Montag, 16. März 2015

Leseworte: "Angezogen" von Barbara Vinken


Bewusst zu einem Buch zu greifen und sich die Muße wie Zeit zu nehmen, es intensiv zu lesen und nicht gleich einem Online-Buchstabenreigen zu überfliegen, kommt bei mir schon seit einigen Jahren viel zu kurz. Meine Lesegewohnheiten haben sich unglaublich verändert und die Konzentration auf ausgewählte Textstücke scheint mir schon fast verloren gegangen zu sein - stattdessen bin ich Meister im schnellen Lesen und Sammeln der wichtigsten Fakten. Das hat durchaus seine Vorteile, bringt aber kaum einen wahren Lesegenuss hervor. Buchgeschenke wirken hier wie eine Befreiung.


"Anzogen" von Barbara Vinken, teils mit Abbildungen

Der Schenker hat sich hier nämlich den einen oder anderen Gedanken gemacht, um dem Beschenkenden zu erfreuen - und das hat bei mir bestens geklappt. Barbara Vinken ist mir bereits von ihrem Buch "Die deutsche Mutter" und zahlreichen Aufsätzen in der Kulturlandschaft ein Begriff und auch von ihrem Sachbuch "Angezogen" hatte ich schon Kritiken gelesen. Meine Begeisterung für Mode kennt bekanntlich kaum Grenzen und besonders erfreut mich in letzter Zeit die, zumindest gefühlte, steigende Wertschätzung von Mode als Kunstform. Museen beziehen die Mode als Kulturgut in ihre Konzepte ein, betreiben Ausstellungen zum Thema und auch der modische Buchmarkt zieht an - was nicht zuletzt die mittlerweile achte Auflage von Vinkens "Angezogen" beweist. Auch wenn der Zugriff auf das Thema anfänglich oft plakativ ist, freut mich diese Entwicklung. Nun aber zum Buch:
"Die Geschichte der Mode [...] möchte ich anders erzählen. Treten wir einen Schritt zurück. Unsere Mode, die Mode der Moderne, entsteht um die Französische Revolution herum. [...] Die Mode der Moderne ist das Resultat des Zusammenbruchs einer kosmischen Ordnung."
Barbara Vinken: Angezogen. Das Geheimnis der Mode. Stuttgart: Klett Cotta 2013.

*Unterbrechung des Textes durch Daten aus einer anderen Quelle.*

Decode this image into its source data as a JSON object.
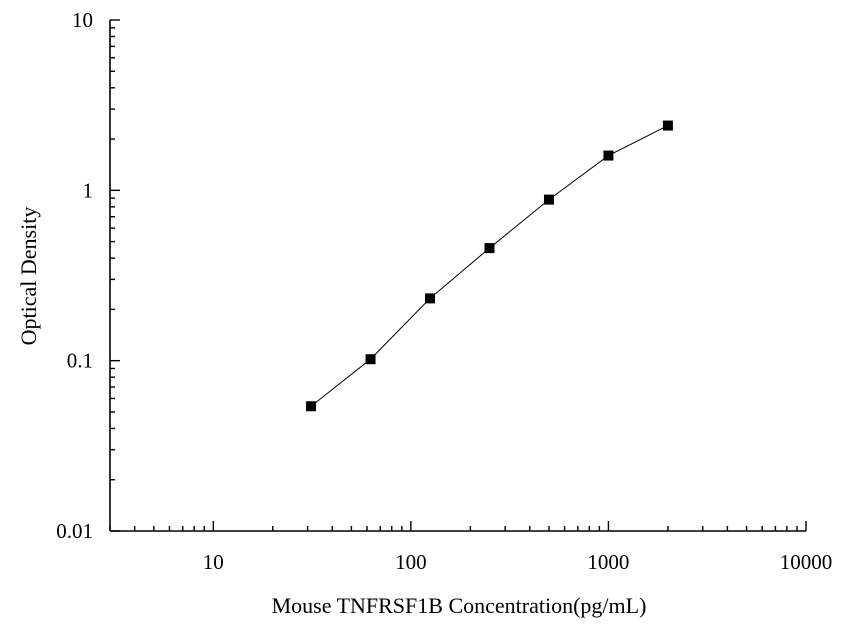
{
  "chart_data": {
    "type": "line",
    "title": "",
    "xlabel": "Mouse TNFRSF1B Concentration(pg/mL)",
    "ylabel": "Optical Density",
    "x_scale": "log",
    "y_scale": "log",
    "xlim": [
      3,
      10000
    ],
    "ylim": [
      0.01,
      10
    ],
    "x_ticks": [
      10,
      100,
      1000,
      10000
    ],
    "x_tick_labels": [
      "10",
      "100",
      "1000",
      "10000"
    ],
    "y_ticks": [
      0.01,
      0.1,
      1,
      10
    ],
    "y_tick_labels": [
      "0.01",
      "0.1",
      "1",
      "10"
    ],
    "grid": false,
    "legend": "none",
    "series": [
      {
        "x": [
          31.25,
          62.5,
          125,
          250,
          500,
          1000,
          2000
        ],
        "y": [
          0.054,
          0.102,
          0.232,
          0.458,
          0.882,
          1.6,
          2.4
        ],
        "marker": "square",
        "color": "#000000"
      }
    ]
  }
}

Im Zitat wird schnell klar, wie Vinken mit dem Thema Mode arbeitet: Sie bezieht unsere gesamte Kulturgeschichte ein, spinnt immer wieder Fäden zu Gesellschaft, Geschlechtern und den jeweiligen Zeitgenossen. Sie betrachtet historische und gegenwärtige Größen wie Marie Antoinette oder Michelle Obama - und schafft damit ein unglaubliches rundes Bild, das den Leser durch große Worte und Pointen unterhält. Nur so viel: Der Anfang unserer Mode liegt in ebenjener französischen Revolution, da sich darin die bisherigen Standesgrenzen von Adel und Bürgertum auflösten - danach betrat die (vermeintliche) Gleichheit das Feld der Menschen und verschob Geschlechter wie Kulturkreise. Ein spannendes Buch, das auf vielen Seiten "Oh"- und "Ah"-Momente erschafft und dabei unsere "moderne" Mode entschlüsselt.
Und zum Schluss noch ein kleiner Tipp für alle Münchner: Wer Barbara Vinken samt Thesen und Theorien live erleben möchte, kann ihre Vorlesung zum Thema "Mode und Moderne" ab dem 13.4 an der LMU München besuchen!